Arrepentirme era decir poco. Nada más aceptar que iría ya estaba intentando encontrar la manera de escaquearme, pero por más excusas que inventara en mi cabeza, no fui capaz de pronunciar ninguna. Al parecer, era algo que tenía que hacer. Mi nueva misión era contentar a una niña de siete años que me odiaba hasta desear acabar conmigo, porque estaba segura de que yo le había robado a Christian o, peor, porque pensaba que iba a matarlo. No me había creído las palabras de Gareth y Gaelle, ella no había finido aquella noche, había visto en sus ojos que todas y cada una de sus palabras eran ciertas o que, al menos, ella sí las creía. Pero parecía ser la única que pensaba igual, ni siquiera Christian la había considerado peligrosa para mí. Se equivocaban, yo estaba segura de ello. ¿Quién sabe si de repente querría abandonar su propósito y adoptar su naturaleza más fiera de gran predadora para lanzarse de nuevo a mi cuello? Ya lo había hecho una vez. No podía evitar sentirme vulnerable en esa casa. Al menos, mientras Christian no estuviera, debía dormir con un ojo abierto.

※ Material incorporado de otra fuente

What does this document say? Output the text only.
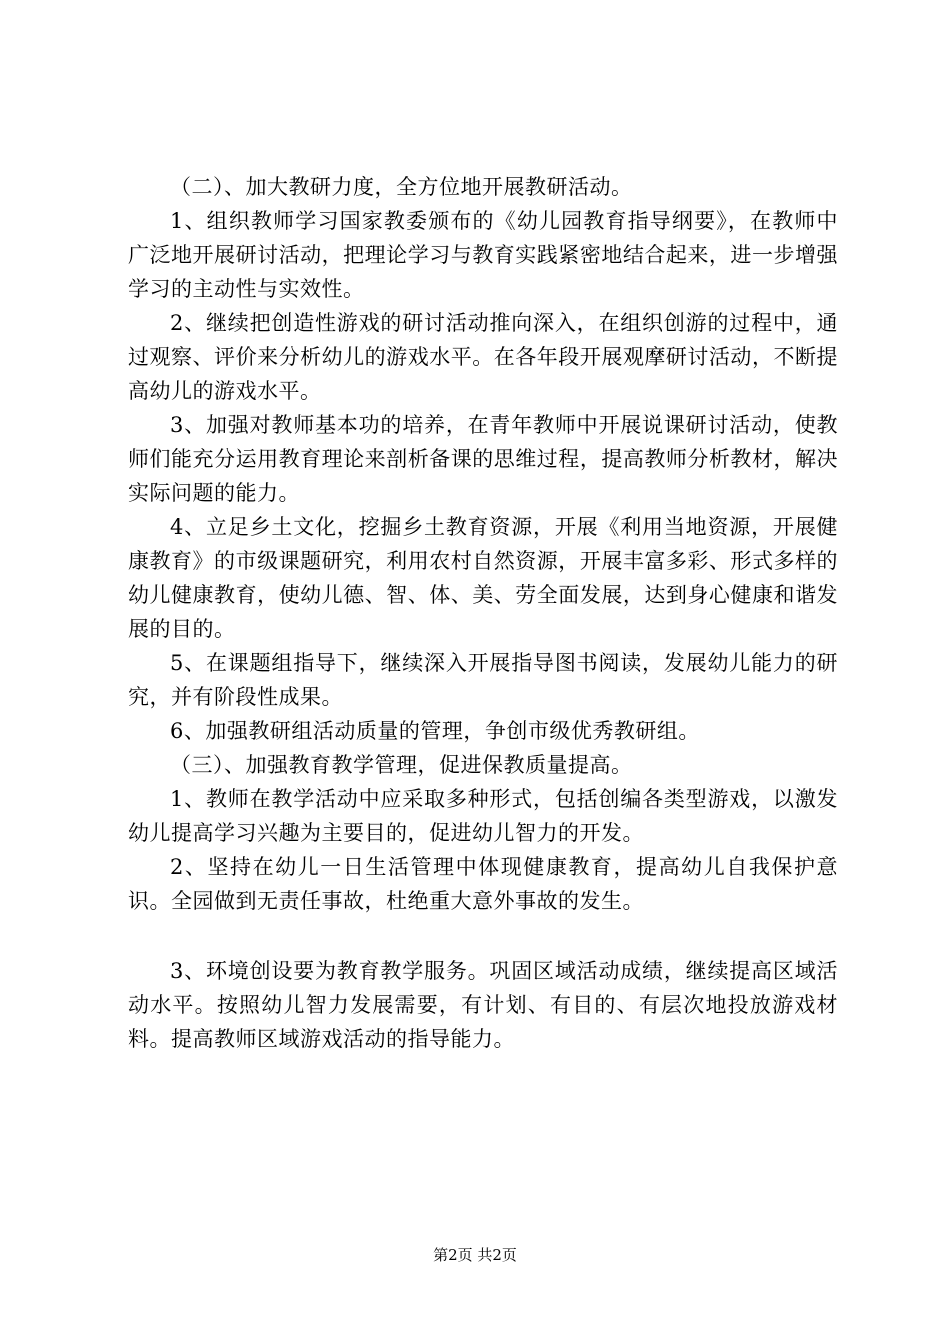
（二）、加大教研力度，全方位地开展教研活动。

1、组织教师学习国家教委颁布的《幼儿园教育指导纲要》，在教师中广泛地开展研讨活动，把理论学习与教育实践紧密地结合起来，进一步增强学习的主动性与实效性。

2、继续把创造性游戏的研讨活动推向深入，在组织创游的过程中，通过观察、评价来分析幼儿的游戏水平。在各年段开展观摩研讨活动，不断提高幼儿的游戏水平。

3、加强对教师基本功的培养，在青年教师中开展说课研讨活动，使教师们能充分运用教育理论来剖析备课的思维过程，提高教师分析教材，解决实际问题的能力。

4、立足乡土文化，挖掘乡土教育资源，开展《利用当地资源，开展健康教育》的市级课题研究，利用农村自然资源，开展丰富多彩、形式多样的幼儿健康教育，使幼儿德、智、体、美、劳全面发展，达到身心健康和谐发展的目的。

5、在课题组指导下，继续深入开展指导图书阅读，发展幼儿能力的研究，并有阶段性成果。

6、加强教研组活动质量的管理，争创市级优秀教研组。

（三）、加强教育教学管理，促进保教质量提高。

1、教师在教学活动中应采取多种形式，包括创编各类型游戏，以激发幼儿提高学习兴趣为主要目的，促进幼儿智力的开发。

2、坚持在幼儿一日生活管理中体现健康教育，提高幼儿自我保护意识。全园做到无责任事故，杜绝重大意外事故的发生。

3、环境创设要为教育教学服务。巩固区域活动成绩，继续提高区域活动水平。按照幼儿智力发展需要，有计划、有目的、有层次地投放游戏材料。提高教师区域游戏活动的指导能力。

第2页 共2页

Me sobrecogió algo pesado en el estómago. Me culpaba por desear con cada parte de mi cuerpo que regresara. Tenía miedo de que las palabras de esa niña fueran ciertas pero debía reconocer que tampoco estaba preparada para afrontar un futuro sin él. Me había precipitado, sí. Debería haberlo convencido para que me llevara con él. Esa habría sido la solución a una buena parte de mis problemas. Ya no podía con la impaciencia y la impotencia de no tenerle allí y de no saber nada. Lo único que me consolaba, si se puede decir así, era el dolor que sentía al recordarlo inerte. Era mil veces más soportable echarle de menos sabiendo que él continuaba en alguna parte, a salvo de mí, que arriesgarme a ver cómo desaparecía para siempre.